A couple of months before the regatta, a friend of Bob Berry, Bob Whitford, who is the director of facilities and operation at Nathan Benderson Park and an old rower and rowing advocate, contacted Norm Thetford, SIR’s director, to ask if Linda and James could race in the able-bodied mixed double event using Bob’s remote-controlled steering system. Thetford said yes.
However, then there was a fly in the ointment.
On the morning of Linda and James’s 1,000-metre race, Thetford had changed his mind. He contacted Whitford to tell him that he was under the impression that only one in the Linda/James crew was blind and that they would race in the so-called inclusive event where one rower is blind and the other is sighted. Thetford added that he had never heard of the Remote Coxswain system. Thetford said that if Linda and James decided to race in the able-bodied mixed double event with the Remote Coxswain, ‘they would not be able to medal due to them having an “unfair advantage”,’ Bob said. ‘I can’t understand his judgement call that morning,’ he added.
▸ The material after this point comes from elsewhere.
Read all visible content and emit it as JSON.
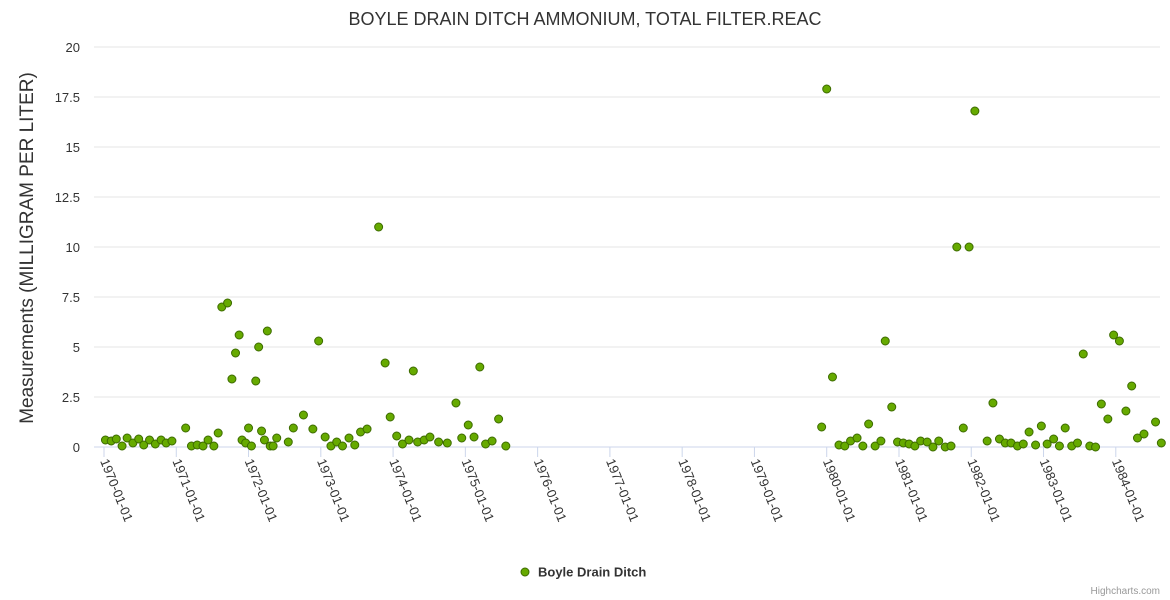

Thetford gave the Mumfords the option to race later in the inclusion double sculls, which had all male entries, where they would be able to medal. ‘Linda and James opted to row in the mixed doubles to prove my steering system and prove that blind people can compete against others with vision,’ Bob said.
‘The disadvantage for Linda and James is they are hearing impaired. Linda can only hear James through a microphone that transmits to her cochlear implants and James can only hear me through a microphone attached to my collar. If anything, they have a real disadvantage of being blind, and any use of the rudder will technically slow them down. So where is the “unfair advantage” here?’ Bob asked.
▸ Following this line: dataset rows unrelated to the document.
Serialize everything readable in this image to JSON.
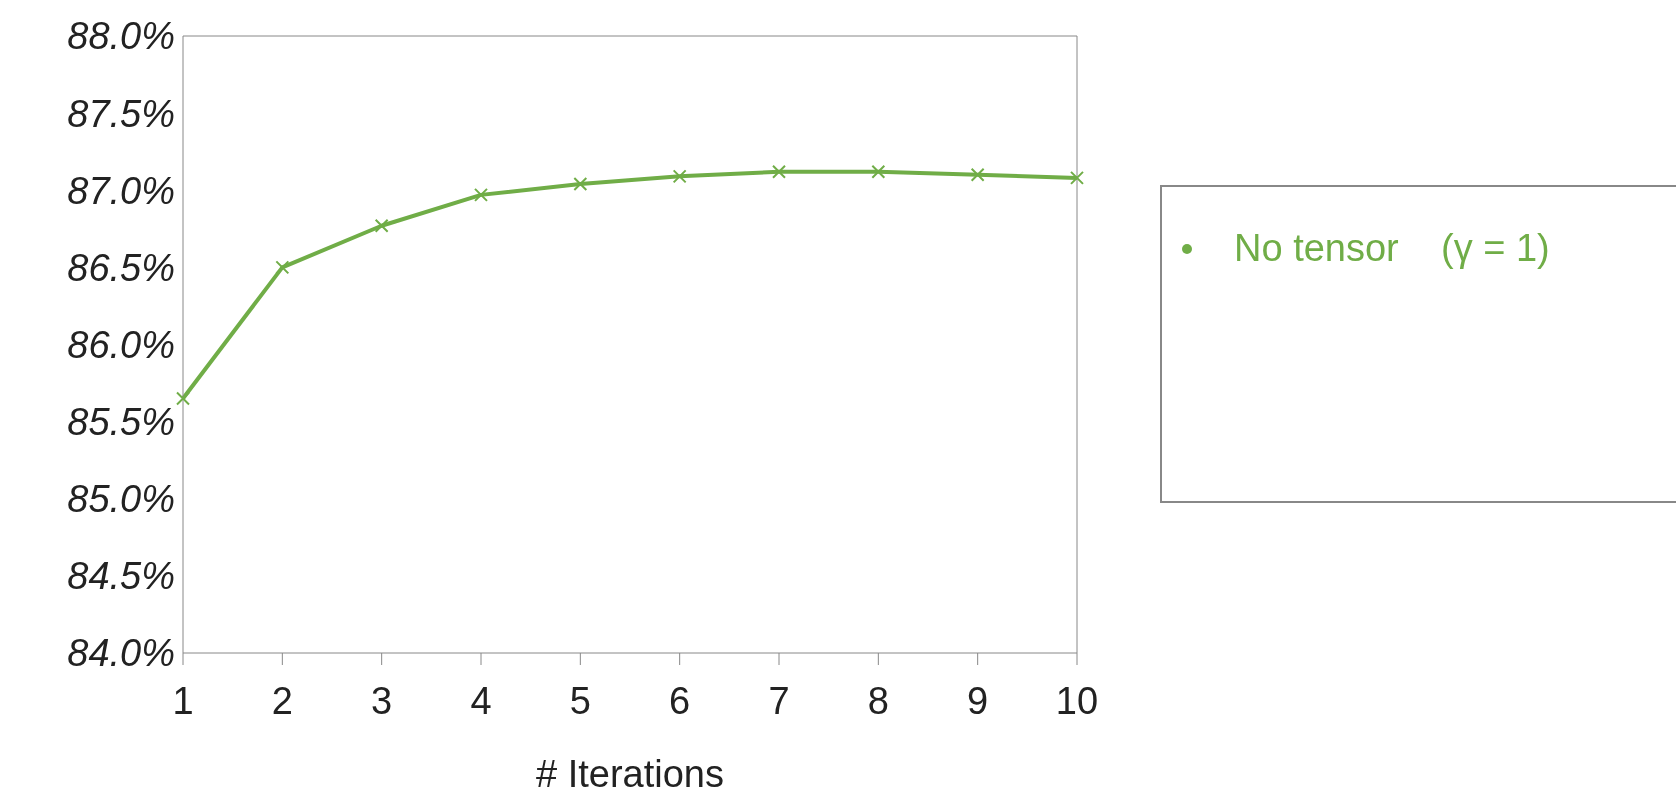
{
  "chart_data": {
    "type": "line",
    "xlabel": "# Iterations",
    "categories": [
      "1",
      "2",
      "3",
      "4",
      "5",
      "6",
      "7",
      "8",
      "9",
      "10"
    ],
    "series": [
      {
        "name": "No tensor    (γ = 1)",
        "color": "#70ad47",
        "values": [
          85.65,
          86.5,
          86.77,
          86.97,
          87.04,
          87.09,
          87.12,
          87.12,
          87.1,
          87.08
        ]
      }
    ],
    "ylim": [
      84,
      88
    ],
    "yticks": [
      {
        "value": 84,
        "label": "84.0%"
      },
      {
        "value": 84.5,
        "label": "84.5%"
      },
      {
        "value": 85,
        "label": "85.0%"
      },
      {
        "value": 85.5,
        "label": "85.5%"
      },
      {
        "value": 86,
        "label": "86.0%"
      },
      {
        "value": 86.5,
        "label": "86.5%"
      },
      {
        "value": 87,
        "label": "87.0%"
      },
      {
        "value": 87.5,
        "label": "87.5%"
      },
      {
        "value": 88,
        "label": "88.0%"
      }
    ],
    "grid": false,
    "legend": "right",
    "marker": "cross",
    "line_style": "solid"
  }
}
‘It was very windy, and they got a bad start. When it was time to start rowing, James thought he was hearing “don’t row”. They lost approximately 15 seconds at the start. This was a real disadvantage,’ Bob said with frustration in his voice.
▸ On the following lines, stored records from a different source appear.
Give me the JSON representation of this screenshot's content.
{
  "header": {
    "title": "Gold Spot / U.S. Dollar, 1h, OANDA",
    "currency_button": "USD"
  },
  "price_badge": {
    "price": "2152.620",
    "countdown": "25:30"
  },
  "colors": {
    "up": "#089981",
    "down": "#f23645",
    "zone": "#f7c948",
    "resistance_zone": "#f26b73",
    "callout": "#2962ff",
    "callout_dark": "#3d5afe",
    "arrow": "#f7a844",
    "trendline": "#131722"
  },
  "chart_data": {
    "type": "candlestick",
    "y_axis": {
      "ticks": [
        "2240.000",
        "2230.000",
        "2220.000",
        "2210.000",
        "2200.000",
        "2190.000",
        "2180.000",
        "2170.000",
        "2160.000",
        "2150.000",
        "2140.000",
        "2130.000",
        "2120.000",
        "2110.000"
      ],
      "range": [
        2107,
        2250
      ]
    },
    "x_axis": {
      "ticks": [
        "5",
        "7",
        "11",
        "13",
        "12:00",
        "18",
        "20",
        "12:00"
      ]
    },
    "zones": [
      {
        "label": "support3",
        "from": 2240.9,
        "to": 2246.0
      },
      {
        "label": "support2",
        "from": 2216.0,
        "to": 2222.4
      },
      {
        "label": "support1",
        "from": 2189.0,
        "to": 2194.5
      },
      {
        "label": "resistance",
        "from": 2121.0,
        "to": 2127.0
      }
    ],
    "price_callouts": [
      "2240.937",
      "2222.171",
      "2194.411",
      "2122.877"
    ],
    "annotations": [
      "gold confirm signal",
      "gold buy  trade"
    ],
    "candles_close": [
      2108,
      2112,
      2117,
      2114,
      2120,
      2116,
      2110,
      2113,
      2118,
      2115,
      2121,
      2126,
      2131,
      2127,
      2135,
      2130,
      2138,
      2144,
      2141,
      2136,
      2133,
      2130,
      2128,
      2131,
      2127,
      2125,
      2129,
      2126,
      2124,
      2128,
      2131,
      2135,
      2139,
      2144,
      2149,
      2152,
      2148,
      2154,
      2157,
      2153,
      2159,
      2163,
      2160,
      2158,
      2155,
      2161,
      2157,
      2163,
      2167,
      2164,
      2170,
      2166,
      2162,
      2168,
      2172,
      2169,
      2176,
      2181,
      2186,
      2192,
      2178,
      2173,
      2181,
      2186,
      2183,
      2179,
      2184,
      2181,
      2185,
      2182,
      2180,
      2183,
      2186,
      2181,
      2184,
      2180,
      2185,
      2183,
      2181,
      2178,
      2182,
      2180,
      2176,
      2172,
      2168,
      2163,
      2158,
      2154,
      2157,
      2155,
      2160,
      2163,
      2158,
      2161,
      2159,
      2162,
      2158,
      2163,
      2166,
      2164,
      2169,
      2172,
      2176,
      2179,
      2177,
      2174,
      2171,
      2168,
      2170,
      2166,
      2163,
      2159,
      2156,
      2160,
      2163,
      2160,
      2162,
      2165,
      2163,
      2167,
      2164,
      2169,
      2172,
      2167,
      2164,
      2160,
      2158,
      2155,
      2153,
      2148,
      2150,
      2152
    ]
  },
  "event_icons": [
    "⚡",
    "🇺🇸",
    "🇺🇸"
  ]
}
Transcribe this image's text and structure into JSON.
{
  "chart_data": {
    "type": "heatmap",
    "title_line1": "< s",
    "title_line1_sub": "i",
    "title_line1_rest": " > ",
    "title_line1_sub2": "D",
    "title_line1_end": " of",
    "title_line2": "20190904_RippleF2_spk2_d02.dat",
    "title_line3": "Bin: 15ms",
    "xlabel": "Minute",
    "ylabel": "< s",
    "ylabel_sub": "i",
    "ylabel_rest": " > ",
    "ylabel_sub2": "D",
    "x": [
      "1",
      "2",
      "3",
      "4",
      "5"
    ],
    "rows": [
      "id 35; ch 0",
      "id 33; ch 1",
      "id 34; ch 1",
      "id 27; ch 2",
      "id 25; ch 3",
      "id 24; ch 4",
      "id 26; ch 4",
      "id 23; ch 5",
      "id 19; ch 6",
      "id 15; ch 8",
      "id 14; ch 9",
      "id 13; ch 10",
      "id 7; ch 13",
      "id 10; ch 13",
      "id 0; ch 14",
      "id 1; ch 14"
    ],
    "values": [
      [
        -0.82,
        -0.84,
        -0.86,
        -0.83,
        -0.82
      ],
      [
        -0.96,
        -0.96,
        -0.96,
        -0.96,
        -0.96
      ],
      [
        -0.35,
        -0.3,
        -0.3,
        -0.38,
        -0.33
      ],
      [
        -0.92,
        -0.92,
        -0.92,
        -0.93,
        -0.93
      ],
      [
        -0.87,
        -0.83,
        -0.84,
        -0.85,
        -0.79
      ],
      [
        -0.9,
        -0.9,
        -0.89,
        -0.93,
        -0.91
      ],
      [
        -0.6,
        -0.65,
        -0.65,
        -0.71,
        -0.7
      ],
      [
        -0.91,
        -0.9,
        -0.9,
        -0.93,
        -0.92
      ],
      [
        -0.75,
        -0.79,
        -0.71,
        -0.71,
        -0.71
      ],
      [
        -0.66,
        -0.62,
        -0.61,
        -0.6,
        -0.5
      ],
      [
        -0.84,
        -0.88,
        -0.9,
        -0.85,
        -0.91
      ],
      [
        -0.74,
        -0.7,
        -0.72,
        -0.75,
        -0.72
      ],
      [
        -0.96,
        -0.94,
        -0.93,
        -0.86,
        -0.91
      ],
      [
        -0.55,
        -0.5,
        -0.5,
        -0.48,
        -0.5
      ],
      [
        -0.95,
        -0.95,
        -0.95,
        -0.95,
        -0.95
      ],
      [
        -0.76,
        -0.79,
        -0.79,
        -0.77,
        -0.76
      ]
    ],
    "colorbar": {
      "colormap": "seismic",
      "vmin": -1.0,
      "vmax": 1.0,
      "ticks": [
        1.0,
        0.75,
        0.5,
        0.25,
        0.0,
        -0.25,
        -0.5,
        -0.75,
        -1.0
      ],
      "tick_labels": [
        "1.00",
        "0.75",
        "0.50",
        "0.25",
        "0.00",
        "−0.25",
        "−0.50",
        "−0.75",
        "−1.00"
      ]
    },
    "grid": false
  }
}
Strangely enough, the top modern speaker system with a loudspeaker at every start ponton was not used for the Mumfords’ race.
‘If the race starting official had used the speaker system instead of one single megaphone, Linda and James would have heard the “sit ready” and “row” commands,’ Bob said. ‘These are all lessons we need to pay close attention to – because while we take these senses for granted, Linda and James can’t do that.’
For an event which would like to see itself as, ‘one of the premier regattas to kick off the outdoor sprint racing season and is designated as a U.S. Rowing Nationally Designated Regatta’, the snafu with the speaker system and Regatta Director Norm Thetford’s unexpected U-turn regarding the use of Bob’s remote device for the Mumfords’ race would call that claim into question.
On top of that, the regatta organising club, Sarasota County RC, a masters-only rowing club located at Blackburn Point in Osprey, Florida, is also home to the Sarasota Adaptive Rowing Program (SARP), which mission, according to the programme’s website, ‘is to provide disabled veterans and other disabled athletes with year ‘round opportunities to build physical fitness, self-esteem and community connections through rowing’.
Furthermore, one of SARP’s two primary strategic goals is to ‘provide disabled athletes with the opportunity to learn, practice and compete in the sport of rowing in a safe, supportive and accessible environment with professional coaching and appropriate equipment and facilities.’
The only way to see how SIR acted in the case of Linda and James Mumford is that the regatta miserably failed to support these two blind and deaf master rowers in their endevour to race on equal terms against fellow able-bodied rowers. SIR Director Norm Thetford showed both lack of good judgment and tact. What a shame.